I am here tonight to implore you not to make the irreversible decision of raising class sizes. As you know, scheduling begins in January and is completed in March. Should you choose to increase class sizes, even if another referendum passes in April, it will be too late to go back. Courses will already be determined and faculty who are let go will have moved on to other jobs in other districts. And what does that mean for students? A lot.
We all know class size matters; even colleges boast about their teacher-student ratio. Studies show that for every person over 18 in a classroom, engagement decreases for students. Now, I have taught classes of 18 and I have taught classes of 30, and I make it work, but it is a much bigger challenge for all of us when there are 31 people in the room. A teacher’s ability to recognize misunderstanding is hindered when they have a fully packed classroom, and it takes much longer to get through material. This is true at all levels — AP and college prep.
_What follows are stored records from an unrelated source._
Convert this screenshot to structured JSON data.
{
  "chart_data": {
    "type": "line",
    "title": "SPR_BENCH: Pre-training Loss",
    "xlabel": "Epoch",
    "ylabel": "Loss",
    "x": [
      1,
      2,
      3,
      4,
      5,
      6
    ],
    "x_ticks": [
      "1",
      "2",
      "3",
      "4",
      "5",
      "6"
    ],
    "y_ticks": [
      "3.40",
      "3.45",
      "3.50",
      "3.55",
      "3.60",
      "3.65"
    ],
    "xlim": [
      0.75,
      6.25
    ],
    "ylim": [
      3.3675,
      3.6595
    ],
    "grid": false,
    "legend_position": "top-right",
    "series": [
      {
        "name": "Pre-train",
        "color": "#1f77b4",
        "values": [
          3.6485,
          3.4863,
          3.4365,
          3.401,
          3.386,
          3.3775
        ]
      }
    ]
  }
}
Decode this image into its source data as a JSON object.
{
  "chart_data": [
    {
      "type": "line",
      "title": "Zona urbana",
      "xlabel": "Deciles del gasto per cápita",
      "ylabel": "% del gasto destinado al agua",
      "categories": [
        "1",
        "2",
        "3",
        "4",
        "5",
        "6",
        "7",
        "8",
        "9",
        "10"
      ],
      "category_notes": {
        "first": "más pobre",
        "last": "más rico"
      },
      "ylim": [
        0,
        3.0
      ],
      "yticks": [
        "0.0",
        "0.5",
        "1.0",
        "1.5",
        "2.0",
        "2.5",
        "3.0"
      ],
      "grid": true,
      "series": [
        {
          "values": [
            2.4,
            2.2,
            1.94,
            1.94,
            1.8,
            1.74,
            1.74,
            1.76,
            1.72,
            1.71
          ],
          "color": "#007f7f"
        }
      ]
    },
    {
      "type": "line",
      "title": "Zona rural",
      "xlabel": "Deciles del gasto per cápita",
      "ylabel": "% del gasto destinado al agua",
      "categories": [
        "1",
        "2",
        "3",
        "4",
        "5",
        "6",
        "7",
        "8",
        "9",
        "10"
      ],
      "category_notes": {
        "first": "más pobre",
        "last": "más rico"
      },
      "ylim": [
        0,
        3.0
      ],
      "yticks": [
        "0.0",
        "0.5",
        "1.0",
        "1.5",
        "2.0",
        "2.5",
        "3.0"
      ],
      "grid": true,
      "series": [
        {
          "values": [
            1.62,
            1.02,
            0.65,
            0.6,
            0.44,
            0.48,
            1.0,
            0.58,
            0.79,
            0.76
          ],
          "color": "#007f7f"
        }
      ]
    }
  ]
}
Three years ago, this district put Social Emotional Learning at the forefront of our mission. We spent a large chunk of last year identifying students without a go-to person in the building, recognizing the importance of students having an adult in the building that they can turn to for advice. Should you remove faculty members, you are decreasing these vital relationships for students, which for some students are their only meaningful adult relationships.
Class size increases will also mean fewer learning opportunities for students who want to pursue their passions. Classes such as Acting, Art, Dystopian Lit, Film Studies, Cooking, just to name a few, may be among those that disappear. There will also likely be fewer AP opportunities.
I recognize that as a result of the failed referendum the Board must make difficult decisions, but those decisions should not detract from the quality education students receive here at Hinsdale Central. Though ultimately I hope you will not choose to increase class size, I implore you not to make this decision tonight. Please explore all your options rather than taking away opportunities and relationships from students.